Ce sont les premiers mots que j'ai détesté. « Il est à vous maintenant » a été dit comme si je n'étais qu'un objet, une affaire. J'avais 3 ans. À 3 ans, tu sais que la vie n'est pas simple, mais tu ne veux pas y croire... Ces mots, te rappellent que pour les adultes, tu n'es rien. Juste un être qui vit mais qui d'après eux ne connaît pas grand-chose.

- Nous en prendrons soin, comme notre propre fils.

J'avais oublié ces mots, peut-être pour me dire que ce n'était pas vrai,que j'étais leur enfant. Je pense que je ne voulais pas voir une vérité, la vérité qui fait mal pour chaque enfant... Une douleur,une incertitude que tu préfères laisser de côté, mais pourtant tu la connais, tu es l'enfant de Personne. J'étais dans la famille la plus merveilleuse, j'étais le dernier.

On m'a emmené à l'école.

L'école n'était pas comme dans les livres éducatifs d'enfants, elle ressemblait à une maison d'horreur. Le portail ne tenait que grâce à un gond, le sol était éventré à tous endroits. Les arbres se refermaient d'un air menaçant sur nous, le bâtiment était en granit sombre, des corbeaux nous toisaient du haut de leur perchoir ,le préau pouvait à tout moment s'écrouler. Malgré une cour fantomatique avec des tricycles qui avançaient par la force du vent,j'ai adoré être à mon école. La maternelle était magique, on faisait du coloriage, des jeux, des puzzles, on apprenait à écrire nos prénoms. Mais surtout j'étais obnubilé par une fille. Celle qui lors des siestes se mettait à pleurer dans son coin sans rien dire et qui, tout bas, murmurait : « Je veux ma maman... ». Elle n'avait pas de maman, elle disait toujours qu'elle dansait avec les oiseaux et les anges sur les nuages et qu'elle l'attendait.

Quand j'étais chez moi, je ne disais jamais rien. À quoi ça sert de parler ? Les autres parlaient pour moi. On était 6 enfants. Mes parents ne pouvaient pas écouter tout le monde en même temps. Ils avaient mis en place un petit moment discutions tous les soirs pour chacun. Ils passaient de chambre en chambre pour discuter mais mes parents et moi, on a jamais eu le temps de parler sérieusement. Je m'endormais toujours avant qu'ils n'arrivent dans ma chambre. Mes frères et sœurs étaient plus âgés que moi. Ils devaient tous choisir une orientation dès la 6ème.

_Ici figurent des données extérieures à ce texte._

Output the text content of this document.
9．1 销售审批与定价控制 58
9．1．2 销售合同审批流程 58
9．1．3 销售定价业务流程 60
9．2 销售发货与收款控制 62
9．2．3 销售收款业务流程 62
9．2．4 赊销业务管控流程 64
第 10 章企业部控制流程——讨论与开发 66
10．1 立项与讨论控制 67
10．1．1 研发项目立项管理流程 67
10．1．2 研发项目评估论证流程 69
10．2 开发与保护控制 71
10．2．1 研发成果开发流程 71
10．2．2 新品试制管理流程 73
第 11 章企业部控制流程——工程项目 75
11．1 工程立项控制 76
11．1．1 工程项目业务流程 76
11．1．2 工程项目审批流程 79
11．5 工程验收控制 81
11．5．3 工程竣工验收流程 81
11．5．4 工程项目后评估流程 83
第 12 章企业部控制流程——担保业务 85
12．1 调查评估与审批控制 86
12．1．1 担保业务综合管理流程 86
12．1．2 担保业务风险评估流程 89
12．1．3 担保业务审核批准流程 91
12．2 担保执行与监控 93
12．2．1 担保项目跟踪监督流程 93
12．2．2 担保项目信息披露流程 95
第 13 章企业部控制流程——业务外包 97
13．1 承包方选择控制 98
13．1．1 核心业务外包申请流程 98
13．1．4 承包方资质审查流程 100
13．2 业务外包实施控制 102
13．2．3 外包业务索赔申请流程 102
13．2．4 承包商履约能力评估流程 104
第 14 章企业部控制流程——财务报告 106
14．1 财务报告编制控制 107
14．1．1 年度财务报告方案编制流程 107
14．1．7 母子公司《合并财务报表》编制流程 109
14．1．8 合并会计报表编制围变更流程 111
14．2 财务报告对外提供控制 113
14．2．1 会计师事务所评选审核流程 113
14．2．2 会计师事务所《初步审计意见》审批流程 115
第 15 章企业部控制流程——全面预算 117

Un soir, lors d'un repas à table, chacun contait le métier qu'il souhaiterait faire en demandant conseils auprès de mes parents. Je les écoutais vouloir devenir infirmière, professeur, ingénieur,maçon. Moi, qui à cette période n'était âgé que de 5 ans ne voulait pas devenir tout ça, je voulais devenir...

- Un phénix...

Tout le monde se tut, personne n'avait entendu ma voix mais tous avaient vu mes lèvres bouger pour former un mot, un son, une phrase.

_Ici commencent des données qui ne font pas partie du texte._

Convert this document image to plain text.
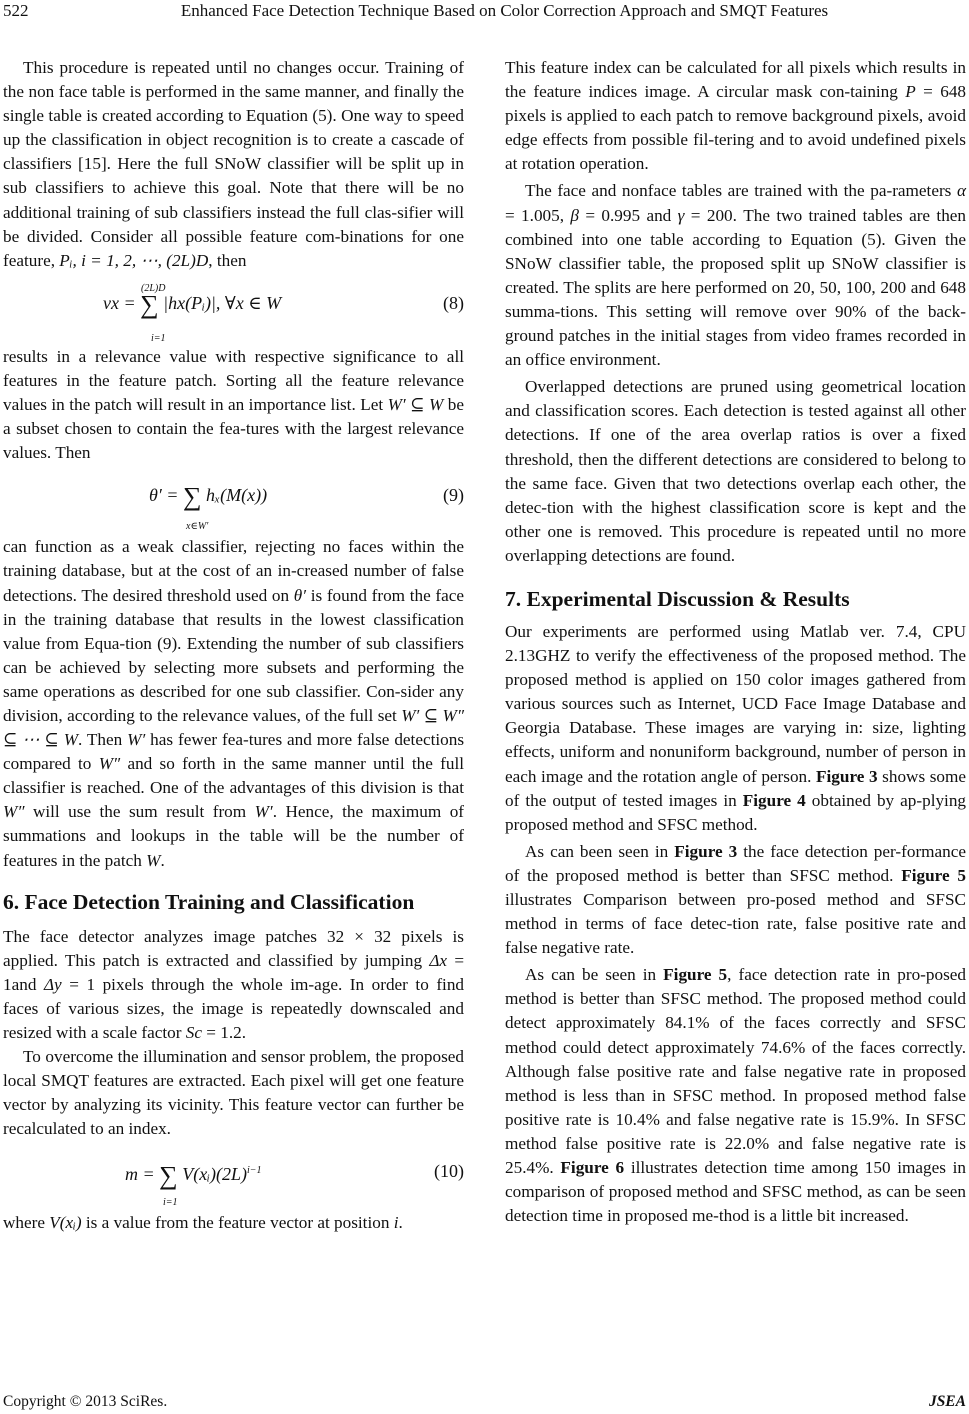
522	Enhanced Face Detection Technique Based on Color Correction Approach and SMQT Features

This procedure is repeated until no changes occur. Training of the non face table is performed in the same manner, and finally the single table is created according to Equation (5). One way to speed up the classification in object recognition is to create a cascade of classifiers [15]. Here the full SNoW classifier will be split up in sub classifiers to achieve this goal. Note that there will be no additional training of sub classifiers instead the full clas-sifier will be divided. Consider all possible feature com-binations for one feature, Pᵢ, i = 1, 2, ⋯, (2L)D, then

vx = ∑ |hx(Pᵢ)|, ∀x ∈ W
(2L)D
i=1
(8)

results in a relevance value with respective significance to all features in the feature patch. Sorting all the feature relevance values in the patch will result in an importance list. Let W′ ⊆ W be a subset chosen to contain the fea-tures with the largest relevance values. Then

θ′ = ∑ hₓ(M(x))
x∈W′
(9)

can function as a weak classifier, rejecting no faces within the training database, but at the cost of an in-creased number of false detections. The desired threshold used on θ′ is found from the face in the training database that results in the lowest classification value from Equa-tion (9). Extending the number of sub classifiers can be achieved by selecting more subsets and performing the same operations as described for one sub classifier. Con-sider any division, according to the relevance values, of the full set W′ ⊆ W″ ⊆ ⋯ ⊆ W. Then W′ has fewer fea-tures and more false detections compared to W″ and so forth in the same manner until the full classifier is reached. One of the advantages of this division is that W″ will use the sum result from W′. Hence, the maximum of summations and lookups in the table will be the number of features in the patch W.

6. Face Detection Training and Classification

The face detector analyzes image patches 32 × 32 pixels is applied. This patch is extracted and classified by jumping Δx = 1and Δy = 1 pixels through the whole im-age. In order to find faces of various sizes, the image is repeatedly downscaled and resized with a scale factor Sc = 1.2.

To overcome the illumination and sensor problem, the proposed local SMQT features are extracted. Each pixel will get one feature vector by analyzing its vicinity. This feature vector can further be recalculated to an index.

m = ∑ $V(xᵢ)(2L)^{i-1}$
i=1
(10)

where V(xᵢ) is a value from the feature vector at position i.

This feature index can be calculated for all pixels which results in the feature indices image. A circular mask con-taining P = 648 pixels is applied to each patch to remove background pixels, avoid edge effects from possible fil-tering and to avoid undefined pixels at rotation operation.

The face and nonface tables are trained with the pa-rameters α = 1.005, β = 0.995 and γ = 200. The two trained tables are then combined into one table according to Equation (5). Given the SNoW classifier table, the proposed split up SNoW classifier is created. The splits are here performed on 20, 50, 100, 200 and 648 summa-tions. This setting will remove over 90% of the back-ground patches in the initial stages from video frames recorded in an office environment.

Overlapped detections are pruned using geometrical location and classification scores. Each detection is tested against all other detections. If one of the area overlap ratios is over a fixed threshold, then the different detections are considered to belong to the same face. Given that two detections overlap each other, the detec-tion with the highest classification score is kept and the other one is removed. This procedure is repeated until no more overlapping detections are found.

7. Experimental Discussion & Results

Our experiments are performed using Matlab ver. 7.4, CPU 2.13GHZ to verify the effectiveness of the proposed method. The proposed method is applied on 150 color images gathered from various sources such as Internet, UCD Face Image Database and Georgia Database. These images are varying in: size, lighting effects, uniform and nonuniform background, number of person in each image and the rotation angle of person. Figure 3 shows some of the output of tested images in Figure 4 obtained by ap-plying proposed method and SFSC method.

As can been seen in Figure 3 the face detection per-formance of the proposed method is better than SFSC method. Figure 5 illustrates Comparison between pro-posed method and SFSC method in terms of face detec-tion rate, false positive rate and false negative rate.

As can be seen in Figure 5, face detection rate in pro-posed method is better than SFSC method. The proposed method could detect approximately 84.1% of the faces correctly and SFSC method could detect approximately 74.6% of the faces correctly. Although false positive rate and false negative rate in proposed method is less than in SFSC method. In proposed method false positive rate is 10.4% and false negative rate is 15.9%. In SFSC method false positive rate is 22.0% and false negative rate is 25.4%. Figure 6 illustrates detection time among 150 images in comparison of proposed method and SFSC method, as can be seen detection time in proposed me-thod is a little bit increased.

Copyright © 2013 SciRes.	JSEA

- Tu as dit quoi ? M'interrogea une de mes aînés.

- Un phénix, murmurais-je en regardant mon assiette.

- Une fée ? Proposa un de mes frères.

- Non, un phénix, il a dit, dit ma mère.

- Ah... Dit le reste de la table en chœur.

Leur regard se fixèrent puis ils reprirent la conversation. Voilà,comment ils ont été la fois où ils ont entendus ma voix à table.

Avec le temps, on me força à plus parler, de peur que je ne devienne muet ou autre. Moi, je parlais pour leur plaisir, pas pour le mien.

À11 ans, on n'était plus que 4 à la maison. Quatre de mes frères et sœurs étaient partis étudier, travailler, fonder une famille. Il ne restait plus que Clara et moi comme enfant. Mais Clara devait bientôt partir, elle allait dans quelques mois dans un nouvel établissement, et moi, je me retrouverai seul.

Je ne m'en plaignais pas, après tout j'avais le droit de choisir ma chambre, la remettre à mon goût. La décorer comme je le souhaitais, personne ne me dirait quelque chose.

Mais c'est aussi l'année où je commençais à rentrer dans la cour des« grands », paraît-il... On m'a demandé ce que je voulais faire, quelle étude, quelle filière, etc... Moi, je voulais rien de tout ça, je voulais juste être ce que je voulais être depuis petit, un merveilleux phénix.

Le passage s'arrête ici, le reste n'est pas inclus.